L'IA affame le reste du marché des puces mémoire
information fournie par Zonebourse 22/06/2026 à 21:00

Deutsche Bank estime que la ruée vers les puces mémoire marque un changement de régime pour une industrie historiquement cyclique. La thèse reste porteuse, mais 2027 pourrait devenir une première année de test pour l'industrie, à mesure que les premières extensions de capacité commenceront à arriver et que les effets de la pénurie se diffuseront plus largement à l'économie réelle.

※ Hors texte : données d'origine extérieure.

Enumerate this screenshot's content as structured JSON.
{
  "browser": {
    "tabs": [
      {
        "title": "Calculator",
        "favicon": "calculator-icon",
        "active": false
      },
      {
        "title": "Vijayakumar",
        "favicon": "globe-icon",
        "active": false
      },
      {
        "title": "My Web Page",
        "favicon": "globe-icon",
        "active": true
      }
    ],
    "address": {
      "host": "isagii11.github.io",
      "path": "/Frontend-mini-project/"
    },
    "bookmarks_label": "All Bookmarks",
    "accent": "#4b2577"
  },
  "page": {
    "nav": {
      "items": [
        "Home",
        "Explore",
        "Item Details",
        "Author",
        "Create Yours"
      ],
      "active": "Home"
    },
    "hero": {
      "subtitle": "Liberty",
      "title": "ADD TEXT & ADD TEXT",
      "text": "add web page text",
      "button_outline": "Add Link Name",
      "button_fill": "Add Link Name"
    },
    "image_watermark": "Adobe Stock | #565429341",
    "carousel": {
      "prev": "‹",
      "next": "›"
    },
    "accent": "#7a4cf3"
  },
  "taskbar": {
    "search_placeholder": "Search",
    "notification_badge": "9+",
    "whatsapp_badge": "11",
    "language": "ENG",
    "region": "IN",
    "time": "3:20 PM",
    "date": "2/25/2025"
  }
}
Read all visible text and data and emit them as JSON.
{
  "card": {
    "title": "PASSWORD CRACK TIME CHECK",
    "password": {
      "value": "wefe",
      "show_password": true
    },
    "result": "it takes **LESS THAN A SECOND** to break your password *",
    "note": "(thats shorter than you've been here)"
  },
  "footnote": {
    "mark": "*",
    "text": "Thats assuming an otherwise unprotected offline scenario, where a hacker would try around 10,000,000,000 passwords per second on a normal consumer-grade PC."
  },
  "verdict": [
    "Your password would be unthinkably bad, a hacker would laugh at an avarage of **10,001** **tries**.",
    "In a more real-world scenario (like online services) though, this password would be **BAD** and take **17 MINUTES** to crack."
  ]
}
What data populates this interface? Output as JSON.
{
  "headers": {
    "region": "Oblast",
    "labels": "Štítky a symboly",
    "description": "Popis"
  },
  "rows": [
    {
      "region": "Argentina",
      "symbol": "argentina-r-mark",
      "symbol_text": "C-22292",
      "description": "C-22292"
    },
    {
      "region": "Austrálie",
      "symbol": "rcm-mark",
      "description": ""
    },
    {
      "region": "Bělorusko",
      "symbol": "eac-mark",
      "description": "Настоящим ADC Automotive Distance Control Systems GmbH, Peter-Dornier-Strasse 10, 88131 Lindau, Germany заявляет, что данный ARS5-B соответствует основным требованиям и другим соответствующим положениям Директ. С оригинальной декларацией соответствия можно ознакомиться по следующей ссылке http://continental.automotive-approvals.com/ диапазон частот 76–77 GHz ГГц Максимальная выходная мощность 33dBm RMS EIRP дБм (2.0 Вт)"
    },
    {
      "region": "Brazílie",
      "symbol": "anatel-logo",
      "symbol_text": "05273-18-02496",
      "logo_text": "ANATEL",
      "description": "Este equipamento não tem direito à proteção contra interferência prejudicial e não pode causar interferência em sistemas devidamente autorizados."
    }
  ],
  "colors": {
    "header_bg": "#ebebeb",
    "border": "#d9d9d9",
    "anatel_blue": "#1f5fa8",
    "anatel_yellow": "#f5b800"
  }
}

Dans une industrie longtemps dominée par des cycles violents d'excès et de pénurie, Deutsche Bank estime que la mémoire entre dans une phase plus structurelle, car l'intelligence artificielle ne consomme pas seulement davantage de capacité, elle modifie la hiérarchie économique des clients. Les hyperscalers verrouillent la High Bandwidth Memory (HBM) avec des contrats longs et acceptent de payer des primes pour sécuriser leurs approvisionnements, poussant Samsung, SK Hynix et Micron à réallouer leurs capacités vers les produits les plus rentables. Dans ce contexte, la banque anticipe une croissance annuelle moyenne d'environ 40% de la demande de HBM jusqu'en 2030, contre 21% pour la DRAM standard.

Cette mutation est d'autant plus importante que la HBM ne s'ajoute pas proprement au reste du marché mémoire, elle l'évince partiellement. Deutsche Bank rappelle que produire un bit supplémentaire de HBM nécessite environ trois fois plus de silicium qu'un bit de DRAM classique, un ratio qui pourrait encore augmenter avec les générations HBM4 et HBM4e. De ce fait, plus les fabricants privilégient les puces destinées à l'IA, plus l'offre disponible se resserre pour les PC, smartphones, serveurs classiques, équipements industriels et voitures.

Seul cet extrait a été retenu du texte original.